Ukraine to supply hydrogen for EU

At the 24th EU-Ukraine meeting in Kyiv, EU leaders will sign a “strategic cooperation for gases from renewable sources” to supply the EU with green hydrogen.

Both sides agree to collaborate on pipeline conversion, laying, and regulation. EU investments will boost Ukraine’s green power and hydrogen projects. However, France and eight other European governments want the nuclear sector to prosper.

France, Hungary, Croatia, Slovenia, Poland, the Czech Republic, Slovakia, Romania, and Bulgaria have requested strategic partnership declaration amendments.
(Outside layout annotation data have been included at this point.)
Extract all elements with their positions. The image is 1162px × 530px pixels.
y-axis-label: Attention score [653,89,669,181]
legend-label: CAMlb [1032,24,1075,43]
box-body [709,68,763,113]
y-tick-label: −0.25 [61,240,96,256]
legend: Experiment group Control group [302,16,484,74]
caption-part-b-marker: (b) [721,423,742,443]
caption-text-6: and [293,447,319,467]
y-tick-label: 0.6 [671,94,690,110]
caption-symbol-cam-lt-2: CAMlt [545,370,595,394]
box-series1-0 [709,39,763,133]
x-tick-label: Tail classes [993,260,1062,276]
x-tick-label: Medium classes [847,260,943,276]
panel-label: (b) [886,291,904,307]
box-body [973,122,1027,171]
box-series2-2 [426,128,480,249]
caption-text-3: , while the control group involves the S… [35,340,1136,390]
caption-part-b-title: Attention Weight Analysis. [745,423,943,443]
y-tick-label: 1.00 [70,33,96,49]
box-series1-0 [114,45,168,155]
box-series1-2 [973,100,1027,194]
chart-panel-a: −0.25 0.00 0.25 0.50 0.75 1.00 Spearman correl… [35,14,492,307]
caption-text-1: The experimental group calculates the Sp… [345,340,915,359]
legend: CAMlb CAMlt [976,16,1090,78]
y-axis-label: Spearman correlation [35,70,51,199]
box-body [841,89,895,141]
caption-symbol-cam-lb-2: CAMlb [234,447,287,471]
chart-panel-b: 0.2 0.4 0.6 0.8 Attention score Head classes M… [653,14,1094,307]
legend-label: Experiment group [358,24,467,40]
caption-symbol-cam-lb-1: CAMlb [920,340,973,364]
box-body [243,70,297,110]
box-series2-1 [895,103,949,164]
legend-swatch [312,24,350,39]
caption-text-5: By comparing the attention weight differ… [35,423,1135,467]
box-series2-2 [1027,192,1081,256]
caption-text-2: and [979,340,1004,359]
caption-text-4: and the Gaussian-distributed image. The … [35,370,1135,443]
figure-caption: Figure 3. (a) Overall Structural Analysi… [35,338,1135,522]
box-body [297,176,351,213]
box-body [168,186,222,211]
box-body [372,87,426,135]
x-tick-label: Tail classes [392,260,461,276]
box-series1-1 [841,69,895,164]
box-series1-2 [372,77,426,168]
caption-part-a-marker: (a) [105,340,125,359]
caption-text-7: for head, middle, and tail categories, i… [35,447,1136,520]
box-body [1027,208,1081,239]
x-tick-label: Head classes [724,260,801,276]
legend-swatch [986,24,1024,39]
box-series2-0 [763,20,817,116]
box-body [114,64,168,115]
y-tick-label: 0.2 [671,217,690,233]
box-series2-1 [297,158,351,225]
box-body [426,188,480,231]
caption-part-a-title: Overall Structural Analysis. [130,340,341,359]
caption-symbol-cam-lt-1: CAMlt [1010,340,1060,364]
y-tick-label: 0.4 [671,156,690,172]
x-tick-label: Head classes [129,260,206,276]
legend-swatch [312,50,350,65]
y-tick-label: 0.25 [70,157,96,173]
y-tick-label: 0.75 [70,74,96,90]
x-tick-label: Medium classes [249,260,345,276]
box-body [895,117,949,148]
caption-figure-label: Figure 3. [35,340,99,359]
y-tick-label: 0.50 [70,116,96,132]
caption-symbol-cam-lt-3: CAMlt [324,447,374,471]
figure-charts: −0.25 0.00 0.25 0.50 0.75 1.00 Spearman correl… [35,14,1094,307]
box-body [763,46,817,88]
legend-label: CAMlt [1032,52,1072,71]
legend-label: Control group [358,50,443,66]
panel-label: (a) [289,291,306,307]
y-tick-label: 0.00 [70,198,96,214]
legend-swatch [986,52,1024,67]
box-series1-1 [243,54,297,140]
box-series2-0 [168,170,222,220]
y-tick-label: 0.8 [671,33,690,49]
“Gases from renewable sources” is now “gases from renewable and low-CO2 sources” throughout the declaration. Electrolysis devices employing green electricity split water into hydrogen and oxygen to produce green hydrogen. Hydrogen is no longer green but low in CO2 if nuclear power is utilized instead of eco-electricity. By adding this term, the nine governments want nuclear power plants and hydrogen from nuclear power to benefit from the new collaboration.

Non-green electricity

EU climate ambitions require green hydrogen. The energy source replaces climate-damaging natural gas in industries and power plants. Due to a paucity of green electricity, EU countries will never produce enough hydrogen. Thus, the EU must import lots of climate-friendly hydrogen. North Africa, Great Britain, Norway, and Ukraine are expected to provide the EU Commission.

However, pro-nuclear governments like the French are promoting hydrogen from nuclear power as well as green electricity. That motivated reworking the partnership statement.

France and Hungary avoid sanctions

These allusions to Ukrainian nuclear reactor blessings are unlikely to appear in the final draft. After all, the operator of the largest European nuclear power facility, Zaporizhia, warned of radioactive release due to bombardment.

France and Hungary’s support for Rosatom has prevented EU sanctions. The governments of Ukraine, Poland, and the Baltic states want this in Brussels’ tenth sanctions package by the anniversary of the Russian attack at the end of February. On Friday, Hungary’s Prime Minister Viktor Orban again denounced Rosatom’s isolation. Sanctions need consensus.